First to echo similar analysis on the subject, it appears the scientists at the CDC are too stupid to realize is that they have discovered that mother’s milk is a ‘natural’ vaccine that, as the CDC admits, “neutralizes” at least two strains of the Roto-virus. So, the obvious question… outside big pharma profits and control, why inject infants with a chemical / heavy metal stealth virus filled dangerous vaccine when mother’s very own milk does a great job neutralizing the viruses?

Second, something very obvious has been over looked by those of us who have read the CDC report and question vaccines safety and effectiveness.

breastfeeding -vs- Vaccines
When I was an infant 1962, doctors would never give an infant a vaccine and, the CDC report reaffirms what doctors knew then and why they would ‘NEVER’ vaccinate infants.

Mother’s milk obviously sees and handles a vaccine as the foreign invader it truly is. As it has been known for decades, infants do not have a fully functioning immune system and, mothers milk obviously as stated in the CDC report, acts as the infant’s immune system.
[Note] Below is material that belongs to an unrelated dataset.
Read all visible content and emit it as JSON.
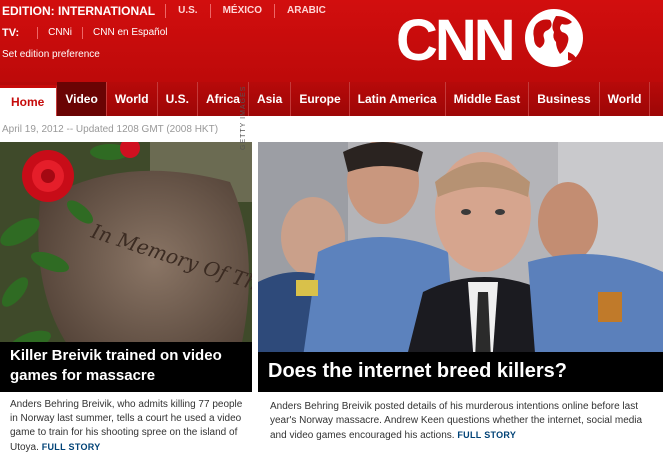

So, the question has to be asked, why are we jacking infants with chemicals, heavy metals, 1000’s of stealth viruses when a human infant does NOT have an immune system to deal with this assault? It’s obvious via this CDC report that the doctors in 1962 knew something todays doctors have thrown in the garbage can when it comes to vaccine safety. We didn’t get these vaccines until we were in grade school after our immune systems were developed. Oh, back then a vaccine was DEFINED as a ‘one and done ‘single shot’ that gave “live long immunity”. Which, we were later told by the vaccine pushers, vaccines are really NOT vaccines but simply ‘drugs’ that have to be taken over and over for life and we’ll just keep calling them vaccines.

The next question is…
Why are dangerous adjuvants which would be everything from nanotech to chemicals / heavy metals put in vaccines with live viruses since, according to this CDC report, mother’s milk acting as an immune system nautiluses the live viruses in the vaccine?
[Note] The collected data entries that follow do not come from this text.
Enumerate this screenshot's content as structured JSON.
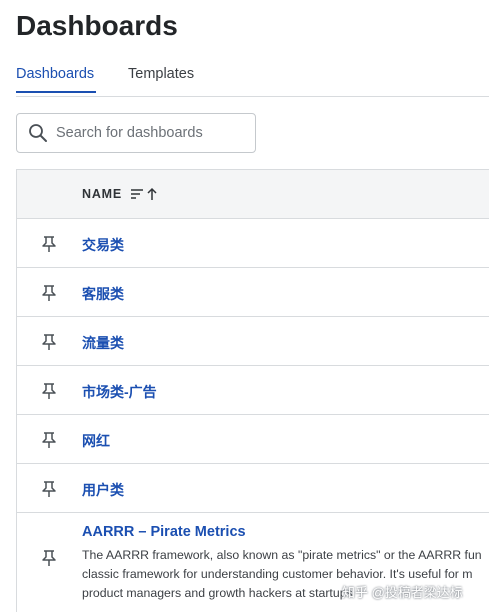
{
  "page": {
    "title": "Dashboards"
  },
  "tabs": [
    {
      "label": "Dashboards",
      "active": true
    },
    {
      "label": "Templates",
      "active": false
    }
  ],
  "search": {
    "placeholder": "Search for dashboards",
    "value": ""
  },
  "table": {
    "name_header": "NAME",
    "sort": "ascending",
    "rows": [
      {
        "name": "交易类",
        "icon": "pin-icon"
      },
      {
        "name": "客服类",
        "icon": "pin-icon"
      },
      {
        "name": "流量类",
        "icon": "pin-icon"
      },
      {
        "name": "市场类-广告",
        "icon": "pin-icon"
      },
      {
        "name": "网红",
        "icon": "pin-icon"
      },
      {
        "name": "用户类",
        "icon": "pin-icon"
      }
    ],
    "template_row": {
      "name": "AARRR – Pirate Metrics",
      "icon": "pin-icon",
      "description_lines": [
        "The AARRR framework, also known as \"pirate metrics\" or the AARRR fun",
        "classic framework for understanding customer behavior. It's useful for m",
        "product managers and growth hackers at startups"
      ]
    }
  },
  "watermark": "知乎 @投稿者梁达标",
  "colors": {
    "accent": "#1b4fb1",
    "border": "#d8dbde",
    "header_bg": "#f4f5f6"
  }
}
Another question this report raises…

If big pharma is putting more and more ‘live viruses’ in vaccines why take a vaccine to begin with? If you want a ‘live virus’ why not do what has prevented disease for 1000’s of years? That is, maintain sanitation, nutrition, build up your own ‘natural’ immune system to combat the live wild virus without injecting and building up toxins in you / your infant / child’s body?

In conclusion
If you read the report, the CDC is using the report to panic the vaccine pushers into possibly delaying breastfeeding for ALL the vaccines. Insanity, and just plain stupid.